Sir,

Famotidine is a competitive inhibitor of histamine H2-receptors. The primary clinically important pharmacological activity of famotidine is inhibition of gastric secrection. It is widely used due to its relatively limited side effect profile compared to other H2-antagonists. While transient and mild blurred vision has been reported, particularly with cimetidine,1 severe and permanent visual loss induced by H2-antagonists has not been reported. We describe the first case report of severe retinopathy as an adverse effect of famotidine.

Case report

A 57-year-old man was referred to our clinic with the complaint of sudden visual loss in both eyes after taking two doses of famotidine (20 mg/tab bid). He had no relevant underlying diseases, or family history of hereditary ocular diseases. He was not taking any other medications, and had no history of smoking. Regular health examination performed 1 month ago showed visual acuity of 20/15 in both eyes. He had suffered from a gastric ulcer for more than 1 year and had taken lansoprazole for about 6 months. No ocular side effect was noted using lansoprazole. Five days prior to visiting our clinic, his internist changed the prescription from lansoprazole to famotidine (20 mg/tab bid). After taking two doses of famotidine, he noticed sudden onset of blurred vision and darkening in both eyes. No photopsias was noted. He stopped taking famotidine, but no recovery in his vision occurred.

On visiting our clinic, best-corrected visual acuity was 20/200 in the right eye and 20/40 in the left eye. Automatic static perimetry showed severe generalized depression in both eyes (Figure 1). Slit-lamp examination was normal in both eyes. Indirect ophthalmoscopy and fluorescein angiography revealed no abnormalities (Figure 2). Electroretinogram demonstrated severely depressed response in both eyes (Figure 3a). Electrooculogram showed decreased Arden ratio (Figure 3b), and visual-evoked potential testing revealed poor waveform (Figure 3c). Severe retinopathy due to famotidine was impressed. Although cancer-associated retinopathy was not likely, computerized tomography of the chest was arranged and revealed negative findings. Visual function had not improved 6 months after the cessation of famotidine.

Figure 1
figure 1

Automatic static perimetry showed severe generalized depression in both eyes. (60 degree Quantify Missed Points exam, DICON, Division of Vismed, Inc.)

Figure 2
figure 2

Indirect ophthalmoscopy and fluorescein angiography revealed no abnormalities.

Figure 3
figure 3

(a) Electroretinogram demonstrated severely depressed response in both eyes. (b) Electrooculogram showed decreased Arden ratio. (c) Visual-evoked potential testing revealed poor waveform.

Comment

H2-receptors are widely distributed throughout mammalian tissues and organ systems. They are also present on human ocular surfaces and retinal vessels.2, 3 Abelson and Udell2 suggested a vasodilatory effect through the H2-receptor, which can be blocked by cimetidine. Antihistamine has been reported to reduce blood–retinal barrier permeability in diabetes.3, 4 Thus, use of an H2-histamine antagonist might affect the blood flow of retinal vessels and perhaps result in side effects of transient headache or blurred vision.

In this case, the patient had taken lansoprazole for about 6 months without ocular side effects. The sudden loss of vision occurred after taking two doses of famotidine and he denied any recent dietary changes or special events around that time. These circumstances suggest that the retinopathy resulted from famotidine use.

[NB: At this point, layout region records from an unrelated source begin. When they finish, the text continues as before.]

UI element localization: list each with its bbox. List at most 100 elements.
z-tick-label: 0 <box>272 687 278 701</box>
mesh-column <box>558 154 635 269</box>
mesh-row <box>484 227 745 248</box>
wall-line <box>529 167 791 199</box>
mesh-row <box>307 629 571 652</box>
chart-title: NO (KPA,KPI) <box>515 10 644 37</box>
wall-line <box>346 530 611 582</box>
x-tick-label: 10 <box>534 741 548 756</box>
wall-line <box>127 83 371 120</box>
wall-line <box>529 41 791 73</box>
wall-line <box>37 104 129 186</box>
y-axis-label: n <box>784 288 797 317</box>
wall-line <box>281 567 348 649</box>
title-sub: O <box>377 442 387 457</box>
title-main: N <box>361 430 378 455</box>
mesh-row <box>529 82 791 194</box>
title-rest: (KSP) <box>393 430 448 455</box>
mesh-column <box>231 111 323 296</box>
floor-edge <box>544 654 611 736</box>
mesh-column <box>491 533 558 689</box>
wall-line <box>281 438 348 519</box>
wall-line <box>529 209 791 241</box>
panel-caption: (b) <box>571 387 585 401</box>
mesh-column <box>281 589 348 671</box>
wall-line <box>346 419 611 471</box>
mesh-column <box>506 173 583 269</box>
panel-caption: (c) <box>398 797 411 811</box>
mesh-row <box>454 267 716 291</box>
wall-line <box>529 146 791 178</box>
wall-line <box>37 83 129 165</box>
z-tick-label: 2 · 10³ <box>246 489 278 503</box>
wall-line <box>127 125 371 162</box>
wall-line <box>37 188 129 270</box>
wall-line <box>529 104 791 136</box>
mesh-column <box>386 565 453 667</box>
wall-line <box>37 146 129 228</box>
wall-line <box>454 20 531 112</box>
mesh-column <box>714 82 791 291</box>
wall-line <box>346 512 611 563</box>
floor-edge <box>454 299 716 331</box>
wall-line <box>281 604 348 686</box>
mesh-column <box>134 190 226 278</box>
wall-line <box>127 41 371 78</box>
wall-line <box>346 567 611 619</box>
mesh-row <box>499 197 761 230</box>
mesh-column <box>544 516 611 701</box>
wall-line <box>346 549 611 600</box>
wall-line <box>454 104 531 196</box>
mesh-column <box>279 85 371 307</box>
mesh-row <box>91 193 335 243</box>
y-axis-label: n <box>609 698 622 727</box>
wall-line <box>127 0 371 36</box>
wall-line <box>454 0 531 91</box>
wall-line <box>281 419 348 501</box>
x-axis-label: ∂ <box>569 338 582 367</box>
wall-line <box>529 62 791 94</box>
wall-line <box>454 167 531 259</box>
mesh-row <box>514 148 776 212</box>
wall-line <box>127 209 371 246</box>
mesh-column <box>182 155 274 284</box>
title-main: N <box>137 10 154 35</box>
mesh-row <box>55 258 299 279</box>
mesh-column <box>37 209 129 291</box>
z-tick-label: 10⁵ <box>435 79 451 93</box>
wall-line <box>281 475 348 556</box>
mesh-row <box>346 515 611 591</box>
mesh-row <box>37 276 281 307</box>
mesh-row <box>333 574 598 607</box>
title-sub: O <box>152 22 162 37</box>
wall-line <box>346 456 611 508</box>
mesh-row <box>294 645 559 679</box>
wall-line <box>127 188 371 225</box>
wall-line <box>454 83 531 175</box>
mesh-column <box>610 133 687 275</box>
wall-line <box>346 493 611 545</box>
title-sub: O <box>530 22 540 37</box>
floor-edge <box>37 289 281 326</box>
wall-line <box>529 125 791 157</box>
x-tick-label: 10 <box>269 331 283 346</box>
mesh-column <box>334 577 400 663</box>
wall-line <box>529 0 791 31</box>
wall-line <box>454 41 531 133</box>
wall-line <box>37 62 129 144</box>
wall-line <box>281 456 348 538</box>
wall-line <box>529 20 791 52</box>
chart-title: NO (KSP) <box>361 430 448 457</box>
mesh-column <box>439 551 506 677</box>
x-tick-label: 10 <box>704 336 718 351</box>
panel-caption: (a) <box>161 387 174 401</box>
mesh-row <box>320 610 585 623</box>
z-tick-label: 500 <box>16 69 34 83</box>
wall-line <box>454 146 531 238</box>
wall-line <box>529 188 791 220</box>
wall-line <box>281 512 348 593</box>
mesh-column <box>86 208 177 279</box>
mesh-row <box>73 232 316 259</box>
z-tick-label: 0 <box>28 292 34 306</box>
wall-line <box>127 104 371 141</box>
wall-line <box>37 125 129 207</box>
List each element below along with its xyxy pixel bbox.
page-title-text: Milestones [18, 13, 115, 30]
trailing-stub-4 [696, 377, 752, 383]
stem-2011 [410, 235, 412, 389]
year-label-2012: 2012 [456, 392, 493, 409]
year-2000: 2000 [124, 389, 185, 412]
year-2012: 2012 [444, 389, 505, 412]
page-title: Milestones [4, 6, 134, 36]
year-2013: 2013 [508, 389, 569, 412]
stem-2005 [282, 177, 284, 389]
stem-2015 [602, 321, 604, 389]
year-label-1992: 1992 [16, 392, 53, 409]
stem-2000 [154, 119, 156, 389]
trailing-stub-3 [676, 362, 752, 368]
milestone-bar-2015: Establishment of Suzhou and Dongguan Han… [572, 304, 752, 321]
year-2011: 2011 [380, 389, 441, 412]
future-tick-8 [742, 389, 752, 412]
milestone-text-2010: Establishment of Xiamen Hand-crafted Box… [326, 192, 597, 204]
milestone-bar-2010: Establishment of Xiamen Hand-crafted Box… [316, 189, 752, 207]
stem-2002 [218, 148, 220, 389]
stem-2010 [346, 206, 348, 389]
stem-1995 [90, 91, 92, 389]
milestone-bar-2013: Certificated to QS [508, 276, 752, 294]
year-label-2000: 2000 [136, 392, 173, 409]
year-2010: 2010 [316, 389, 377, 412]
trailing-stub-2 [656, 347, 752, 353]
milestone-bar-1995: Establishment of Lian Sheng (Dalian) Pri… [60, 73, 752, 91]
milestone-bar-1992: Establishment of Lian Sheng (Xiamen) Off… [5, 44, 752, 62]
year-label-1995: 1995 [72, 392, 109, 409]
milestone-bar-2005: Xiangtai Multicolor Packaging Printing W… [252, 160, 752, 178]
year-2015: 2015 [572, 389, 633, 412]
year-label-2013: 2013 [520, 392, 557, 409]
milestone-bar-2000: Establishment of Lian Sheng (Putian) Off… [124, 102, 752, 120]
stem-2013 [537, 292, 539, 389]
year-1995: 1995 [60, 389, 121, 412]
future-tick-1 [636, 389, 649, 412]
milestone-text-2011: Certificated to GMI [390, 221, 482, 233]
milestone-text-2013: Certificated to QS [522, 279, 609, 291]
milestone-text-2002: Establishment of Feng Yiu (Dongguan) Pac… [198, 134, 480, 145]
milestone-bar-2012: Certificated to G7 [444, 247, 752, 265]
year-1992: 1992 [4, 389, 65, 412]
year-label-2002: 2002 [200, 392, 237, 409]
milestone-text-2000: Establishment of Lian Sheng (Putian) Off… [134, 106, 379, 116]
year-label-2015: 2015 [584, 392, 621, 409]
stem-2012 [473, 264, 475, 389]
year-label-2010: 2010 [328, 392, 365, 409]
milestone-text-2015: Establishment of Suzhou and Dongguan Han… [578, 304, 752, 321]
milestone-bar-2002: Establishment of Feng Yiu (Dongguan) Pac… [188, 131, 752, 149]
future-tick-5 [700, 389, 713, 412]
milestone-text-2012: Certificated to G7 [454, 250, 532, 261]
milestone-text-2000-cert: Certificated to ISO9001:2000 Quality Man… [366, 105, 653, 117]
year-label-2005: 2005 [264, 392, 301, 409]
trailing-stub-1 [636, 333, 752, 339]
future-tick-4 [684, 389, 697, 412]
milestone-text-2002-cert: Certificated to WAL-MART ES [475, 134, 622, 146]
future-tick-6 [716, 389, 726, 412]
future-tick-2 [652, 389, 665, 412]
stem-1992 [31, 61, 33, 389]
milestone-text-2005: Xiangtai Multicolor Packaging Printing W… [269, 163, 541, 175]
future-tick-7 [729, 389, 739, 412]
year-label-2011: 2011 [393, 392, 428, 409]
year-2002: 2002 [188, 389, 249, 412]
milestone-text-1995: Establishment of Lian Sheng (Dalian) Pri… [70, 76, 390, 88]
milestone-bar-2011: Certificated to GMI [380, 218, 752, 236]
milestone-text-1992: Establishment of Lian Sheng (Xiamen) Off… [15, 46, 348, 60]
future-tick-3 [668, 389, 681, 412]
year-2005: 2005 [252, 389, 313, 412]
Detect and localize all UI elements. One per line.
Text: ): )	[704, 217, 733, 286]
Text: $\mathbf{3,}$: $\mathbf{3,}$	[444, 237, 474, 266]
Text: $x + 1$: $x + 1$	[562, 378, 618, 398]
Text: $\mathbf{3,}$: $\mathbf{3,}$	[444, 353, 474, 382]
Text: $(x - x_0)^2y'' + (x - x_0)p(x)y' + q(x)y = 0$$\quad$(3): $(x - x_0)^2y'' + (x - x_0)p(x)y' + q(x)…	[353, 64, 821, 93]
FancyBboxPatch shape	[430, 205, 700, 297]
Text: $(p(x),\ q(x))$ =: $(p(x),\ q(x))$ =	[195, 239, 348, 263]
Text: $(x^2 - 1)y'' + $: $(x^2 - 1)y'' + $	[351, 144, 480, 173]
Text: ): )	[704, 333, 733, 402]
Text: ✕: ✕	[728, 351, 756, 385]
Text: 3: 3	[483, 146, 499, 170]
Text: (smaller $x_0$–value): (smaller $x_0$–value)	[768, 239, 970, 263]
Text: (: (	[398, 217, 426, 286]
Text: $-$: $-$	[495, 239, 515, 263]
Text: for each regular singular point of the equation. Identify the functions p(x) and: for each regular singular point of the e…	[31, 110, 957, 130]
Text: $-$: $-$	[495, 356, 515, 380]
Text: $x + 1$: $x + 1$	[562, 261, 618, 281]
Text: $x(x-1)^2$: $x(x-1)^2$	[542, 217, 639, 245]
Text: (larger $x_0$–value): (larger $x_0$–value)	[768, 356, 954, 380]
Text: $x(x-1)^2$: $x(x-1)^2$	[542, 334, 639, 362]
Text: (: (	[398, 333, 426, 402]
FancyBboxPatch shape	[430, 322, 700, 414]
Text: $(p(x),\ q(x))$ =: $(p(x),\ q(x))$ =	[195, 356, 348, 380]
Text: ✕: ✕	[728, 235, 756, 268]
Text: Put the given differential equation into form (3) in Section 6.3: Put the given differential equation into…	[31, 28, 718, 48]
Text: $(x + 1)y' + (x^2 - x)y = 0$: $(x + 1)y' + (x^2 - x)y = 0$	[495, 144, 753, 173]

However, it is unlikely that the retinopathy was caused by change in vascular permeability or decrease in blood flow, because the fluorescein angiography was normal. Instead, the findings in ERG, EOG, and VEP suggest that the retinopathy derived from direct toxic effects to the photoreceptors-RPE (retinal pigment epithelium) complex. It is not clear whether this adverse effect occurred through histamine H2 receptors or not.

The results of several cohort studies do not suggest a major increased risk for eye disorders associated with use of antiulcer drugs, including famotidine.5, 6, 7, 8 However, those studies might fail to demonstrate exceedingly rare complications and therefore do not guarantee ocular safety. Although the exact mechanism in this patient remains unclear, we would like to remind physicians of the potential for this rare complication of famotidine.